Readers should also not forget the fact that there are a number of other startups, including NIO Inc. (NIO), vying for a slice of the vast market share, and Tesla’s supremacy in the country is far from assured. Factor in the ever-shifting attitudes of the Chinese government towards American business in the country, and the calculus changes yet again.
It was notable, then, that just a few days ago a new entrant into the Chinese EV market made a splash: smartphone maker Xiaomi (OTCPK:XIACF)(OTCPK:XIACY) received roadworthiness approval from the Chinese government for its SU7 EV. Deliveries are targeted for February 2024.
Readers unfamiliar with Xiaomi should know that this is no ordinary smartphone maker – it recently overtook Apple (AAPL) as the second-largest smartphone manufacturer in the world, and the robustness of its ecosystem has led some to dub the company “the Apple of China.”
Some background on those unfamiliar – Xiaomi has a history of accomplishing what it sets out to do. In 2017 the company made an enormous investment into India with the aim of gaining a strategic foothold. By 2022, the company was one of the top smartphone brands in the country, for a time holding the top spot. The company is also in the midst of making a switch from being a value-based brand to making more premium offerings, with a priority
According to Bloomberg:
The Xiaomi-branded EV is a critical link in the company’s plan to create “an all-around ecosystem” for its customers. It’s already revamped the operating system for smartphones and other home appliances to include EVs in the future so users will able to control all types of Xiaomi products on a unified platform.
The competitive threat posed to Tesla by the dual introduction of Xiaomi’s offering and the BYD Sea Lion are tough to overstate. While Tesla recently made price cuts to the Model X and Model S in China, the Model Y was, for most iterations of the vehicle, spared.
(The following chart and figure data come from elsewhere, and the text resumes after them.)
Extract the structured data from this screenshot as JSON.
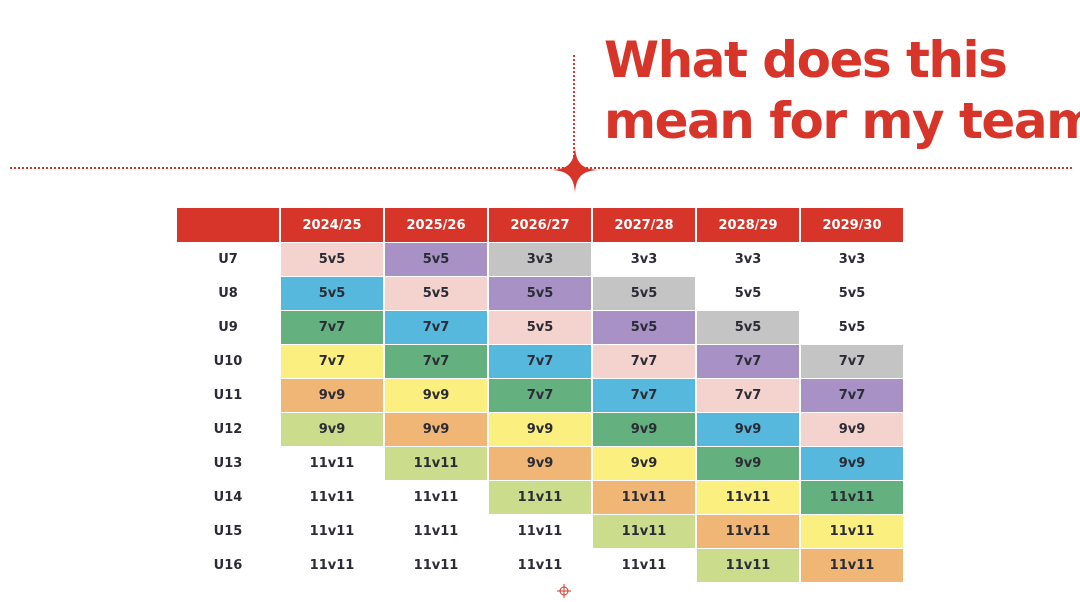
{
  "heading": {
    "line1": "What does this",
    "line2": "mean for my team?"
  },
  "colors": {
    "accent": "#d8352a",
    "pink": "#f4d2cd",
    "purple": "#a891c4",
    "grey": "#c4c4c4",
    "blue": "#55b8dc",
    "green": "#64b07e",
    "yellow": "#fbf07f",
    "orange": "#efb676",
    "lime": "#cbdd8d",
    "white": "#ffffff"
  },
  "table": {
    "seasons": [
      "2024/25",
      "2025/26",
      "2026/27",
      "2027/28",
      "2028/29",
      "2029/30"
    ],
    "rows": [
      {
        "age": "U7",
        "cells": [
          "5v5",
          "5v5",
          "3v3",
          "3v3",
          "3v3",
          "3v3"
        ],
        "colors": [
          "pink",
          "purple",
          "grey",
          "white",
          "white",
          "white"
        ]
      },
      {
        "age": "U8",
        "cells": [
          "5v5",
          "5v5",
          "5v5",
          "5v5",
          "5v5",
          "5v5"
        ],
        "colors": [
          "blue",
          "pink",
          "purple",
          "grey",
          "white",
          "white"
        ]
      },
      {
        "age": "U9",
        "cells": [
          "7v7",
          "7v7",
          "5v5",
          "5v5",
          "5v5",
          "5v5"
        ],
        "colors": [
          "green",
          "blue",
          "pink",
          "purple",
          "grey",
          "white"
        ]
      },
      {
        "age": "U10",
        "cells": [
          "7v7",
          "7v7",
          "7v7",
          "7v7",
          "7v7",
          "7v7"
        ],
        "colors": [
          "yellow",
          "green",
          "blue",
          "pink",
          "purple",
          "grey"
        ]
      },
      {
        "age": "U11",
        "cells": [
          "9v9",
          "9v9",
          "7v7",
          "7v7",
          "7v7",
          "7v7"
        ],
        "colors": [
          "orange",
          "yellow",
          "green",
          "blue",
          "pink",
          "purple"
        ]
      },
      {
        "age": "U12",
        "cells": [
          "9v9",
          "9v9",
          "9v9",
          "9v9",
          "9v9",
          "9v9"
        ],
        "colors": [
          "lime",
          "orange",
          "yellow",
          "green",
          "blue",
          "pink"
        ]
      },
      {
        "age": "U13",
        "cells": [
          "11v11",
          "11v11",
          "9v9",
          "9v9",
          "9v9",
          "9v9"
        ],
        "colors": [
          "white",
          "lime",
          "orange",
          "yellow",
          "green",
          "blue"
        ]
      },
      {
        "age": "U14",
        "cells": [
          "11v11",
          "11v11",
          "11v11",
          "11v11",
          "11v11",
          "11v11"
        ],
        "colors": [
          "white",
          "white",
          "lime",
          "orange",
          "yellow",
          "green"
        ]
      },
      {
        "age": "U15",
        "cells": [
          "11v11",
          "11v11",
          "11v11",
          "11v11",
          "11v11",
          "11v11"
        ],
        "colors": [
          "white",
          "white",
          "white",
          "lime",
          "orange",
          "yellow"
        ]
      },
      {
        "age": "U16",
        "cells": [
          "11v11",
          "11v11",
          "11v11",
          "11v11",
          "11v11",
          "11v11"
        ],
        "colors": [
          "white",
          "white",
          "white",
          "white",
          "lime",
          "orange"
        ]
      }
    ]
  }
}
The introduction of new competition is not likely to make the market any easier to navigate.
The Numbers
The story of margin compression at Tesla is not new, but it is true.
Instead of moving up and to the right, margins have steadily been compressed on a quarter-over-quarter basis for the last five years. Operating margin most recently fell by 21%, and net income by 26%.
Perhaps most interesting, however, is the fact that gross margin has been able to tread water. This isn’t exactly a success story, however, as Tesla bulls have long contended that the company’s innovative manufacturing techniques would allow it to ever more cheaply produce its vehicles.
Things have also not been very rosy on the earnings front. After 11 consecutive quarters of beating estimates, the company has stumbled of late, missing four of the last five top-line consensus estimates. The latest quarter posted Tesla’s worst miss with an almost $800 million gap between analyst expectations and quarterly results.
Despite these misses, the stock has rallied 90% year-to-date. Bulls, naturally, point to this as a victory. Bears see a stock with of lot of excess air left in it.
To evidence this, bears will point out that Tesla’s valuation on a forward basis is still immensely lofty. On a forward basis the stock trades at a whopping 64x earnings, and 27x EV/EBITDA. For context, the combined forward P/Es of Apple and Microsoft (MSFT) are 61x, and the forward EV/EBITDA of Tesla is only slightly less than those two companies’ combined figure of 43x.
The Bottom Line
Tesla has done a lot to prove its naysayers wrong in the past–when bears expected it to go bankrupt, it thrived. When investors thought it would burn cash forever, it became profitable. However, we think that it has been true for some time that the company no longer enjoys a privileged place in its most important growth market, and new entrants to the field will only make the going tougher. With a lofty valuation, we think the road ahead could be quite bumpy for Tesla, Inc. shareholders.